Because of the grain-size correlations outlined above, sand samples were first grouped by grain size prior to further subdivision by age. The large number of very fine sand samples provides the best statistical sample (four Pleistocene, 10 Pliocene, six Miocene, five Oligocene, and four Eocene) for determining age relationships. The means and fields of variation for these age subsets exhibit a large amount of overlap (Fig. 9), but the Oligocene and Miocene samples show a higher range in QFL lithic proportions, as compared with the Eocene, Pliocene, and Pleistocene samples. In terms of monomineralic proportions, the Eocene and Oligocene samples are significantly enriched in potassium feldspar with respect to younger samples, and there appears to be a shift toward more plagioclase-rich sand from the Miocene to the Pleistocene (Fig. 10).
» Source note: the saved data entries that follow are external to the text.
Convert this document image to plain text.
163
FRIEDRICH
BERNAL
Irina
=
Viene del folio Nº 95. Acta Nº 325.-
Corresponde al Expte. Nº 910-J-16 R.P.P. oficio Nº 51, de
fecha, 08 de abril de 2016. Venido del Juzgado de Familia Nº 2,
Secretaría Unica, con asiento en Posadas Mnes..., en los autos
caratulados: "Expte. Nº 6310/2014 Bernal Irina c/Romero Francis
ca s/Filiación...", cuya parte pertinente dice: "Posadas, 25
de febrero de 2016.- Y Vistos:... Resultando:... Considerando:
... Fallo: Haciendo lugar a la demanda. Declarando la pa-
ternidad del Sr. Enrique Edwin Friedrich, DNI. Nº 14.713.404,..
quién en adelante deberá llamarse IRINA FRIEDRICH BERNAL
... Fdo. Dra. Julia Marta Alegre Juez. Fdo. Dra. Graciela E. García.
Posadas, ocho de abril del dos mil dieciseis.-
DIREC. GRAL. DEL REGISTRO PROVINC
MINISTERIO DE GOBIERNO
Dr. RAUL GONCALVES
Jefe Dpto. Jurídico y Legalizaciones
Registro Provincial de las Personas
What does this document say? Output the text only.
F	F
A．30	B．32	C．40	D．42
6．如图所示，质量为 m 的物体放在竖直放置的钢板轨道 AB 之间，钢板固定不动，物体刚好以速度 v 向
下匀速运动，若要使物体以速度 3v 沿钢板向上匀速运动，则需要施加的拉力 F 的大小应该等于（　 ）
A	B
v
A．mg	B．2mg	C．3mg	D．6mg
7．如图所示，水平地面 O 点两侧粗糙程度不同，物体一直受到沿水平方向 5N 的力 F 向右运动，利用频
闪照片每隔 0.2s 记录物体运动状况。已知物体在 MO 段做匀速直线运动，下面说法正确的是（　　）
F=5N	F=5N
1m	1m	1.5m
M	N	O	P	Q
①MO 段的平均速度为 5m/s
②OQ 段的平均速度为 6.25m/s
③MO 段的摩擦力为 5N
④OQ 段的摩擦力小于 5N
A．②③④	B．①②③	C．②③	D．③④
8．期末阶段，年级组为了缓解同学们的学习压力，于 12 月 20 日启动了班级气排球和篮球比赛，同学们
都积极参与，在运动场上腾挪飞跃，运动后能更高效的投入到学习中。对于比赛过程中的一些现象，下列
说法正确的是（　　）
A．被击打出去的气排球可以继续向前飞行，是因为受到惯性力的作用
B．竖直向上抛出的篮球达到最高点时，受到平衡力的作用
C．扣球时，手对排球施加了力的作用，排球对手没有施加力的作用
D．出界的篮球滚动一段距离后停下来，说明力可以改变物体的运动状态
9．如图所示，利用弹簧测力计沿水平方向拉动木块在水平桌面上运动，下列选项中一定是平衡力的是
The limited number of fine sand samples allows for only a general comparison of detrital modes, but across a greater time span (Mesozoic to Cenozoic). A crude QFL compositional trend can be outlined, with lithic-rich Jurassic sand (stone) and lithic-poor Pleistocene sand as end-members (Fig. 11). In terms of QmKP proportions, again, some crude temporal trends are apparent (Fig. 11): the Mesozoic samples are the most quartzose with lesser plagioclase, the Eocene to Oligocene samples have the highest K-feldspar content, and the youngest Miocene to Pleistocene sediments exhibit compositions between these two end-members.